Voilà donc les services nouveaux que la marine a été appelée à rendre sous le régime de la liberté des mers ; elle est devenue le laborieux compagnon et l’utile auxiliaire de nos armées de terre. Loin de moi la pensée de déprécier ces services, qui ont été si bien définis par un si noble juge : ils sont évidens, incontestables. Plaçons-nous pourtant dans l’hypothèse contraire, celle d’une mer disputée. Ces services, peut-elle alors les rendre, et ne serait-il pas imprudent de l’y condamner ? Peut-elle prendre à sa remorque ces canonnières, ces batteries flottantes, tout ce lourd et encombrant convoi, pour le conduire sur le théâtre de ses opérations ? Elle a en face d’elle, disposé à lui barrer le passage, un ennemi résolu dont les premiers feux désempareront ces canonnières, sépareront de leurs remorqueurs ces batteries flottantes, destinées, si elles sont invulnérables, à aller échouer sur quelque côte au premier coup de vent. Ces types de fantaisie n’ont plus rien, de sérieux, si une véritable guerre maritime éclate ; ils ne suffiraient même pas pour la surveillance du littoral.
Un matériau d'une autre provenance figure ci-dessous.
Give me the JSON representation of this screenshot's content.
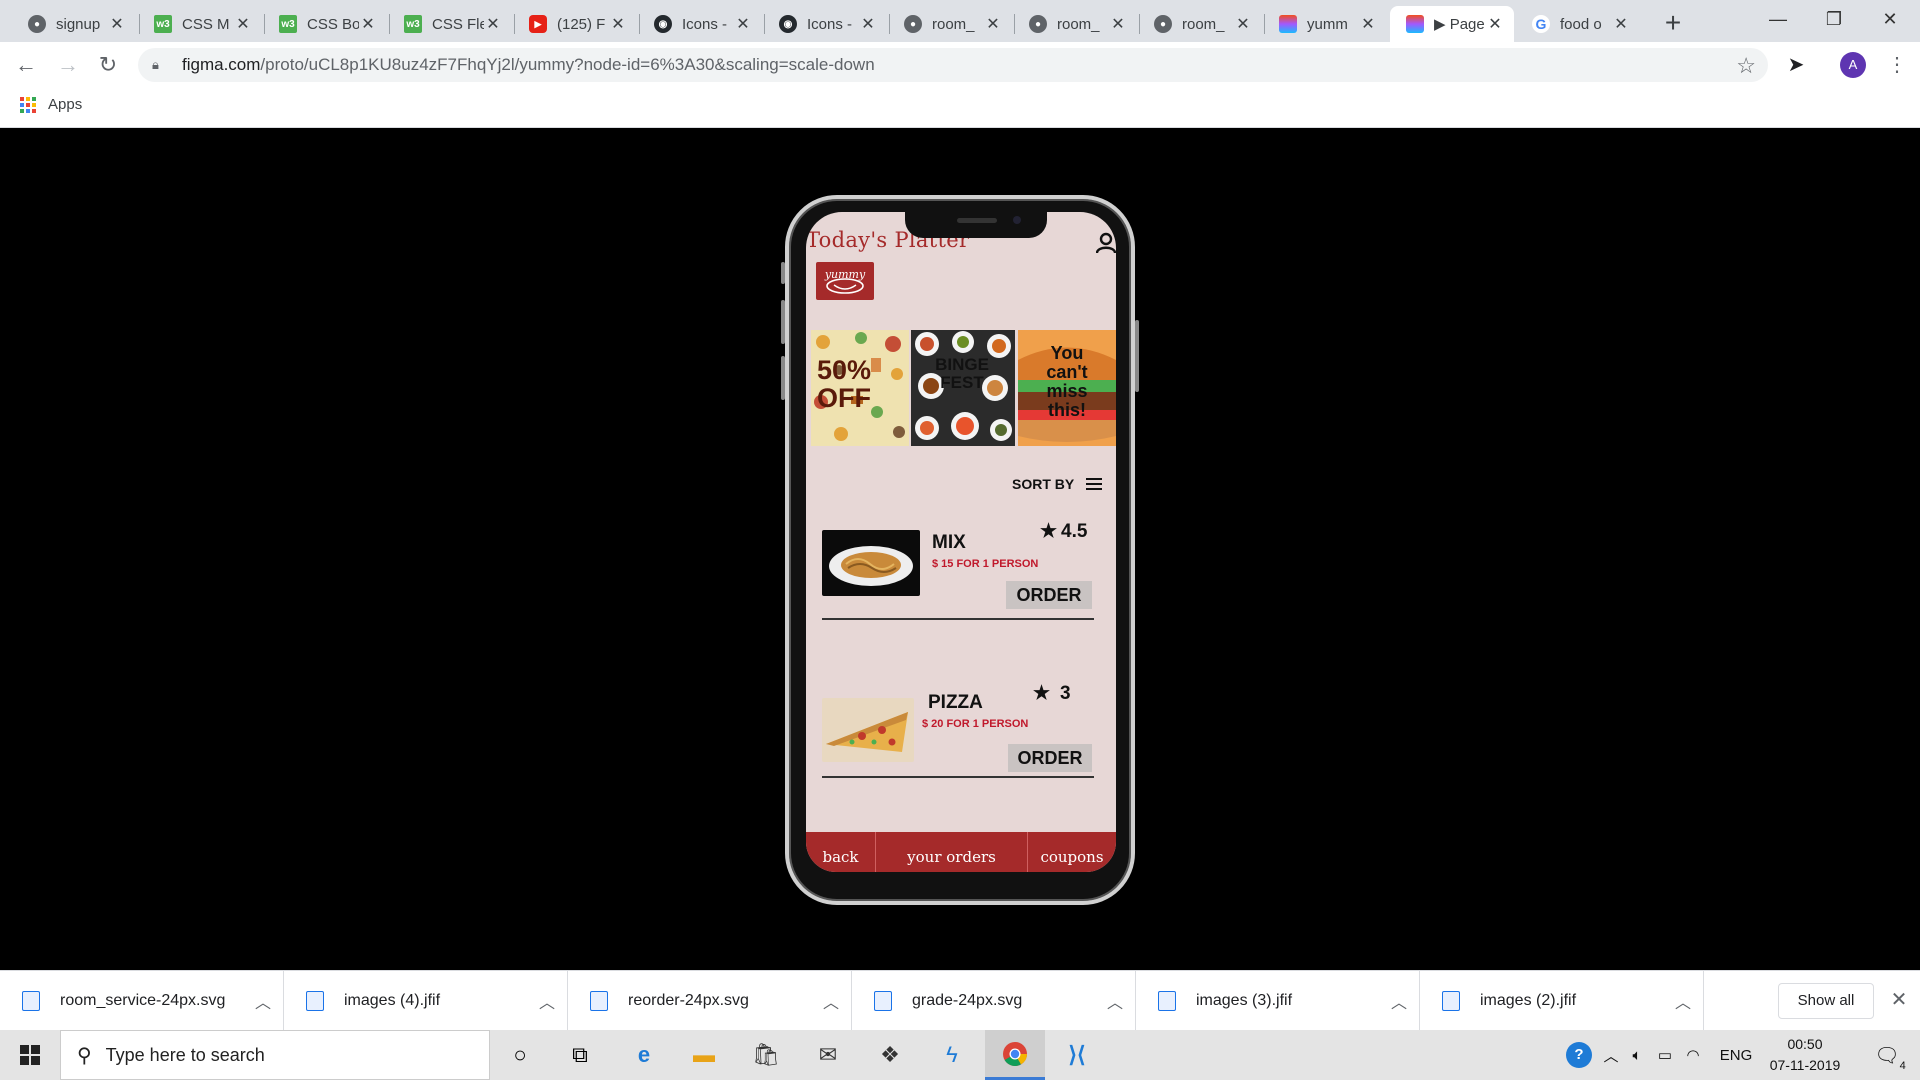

Il n’y a plus alors qu’une marine de combat ; tout rôle auxiliaire s’efface devant le rôle principal. Il faut avoir à la mer des flottes libres d’empêchement, dégagées dans leurs allures, sans autre but assigné que la recherche de l’ennemi, ne comptant dans leurs rangs que des bâtimens qui puissent se mouvoir et se défendre par eux-mêmes. On revient alors aux traditions, et si elles ne suffisent plus, on les complète par la meilleure des épreuves, celle du champ de bataille.

C’est à ce point de vue qu’il faut se placer lorsqu’on veut juger ce que peut être une descente et dans quelles limites on doit la

  1. Une expérience faite en Angleterre a également prouvé qu’un canon Armstrong de 68 peut traverser à petite distance une plaque en fer de quatre pouces d’épaisseur.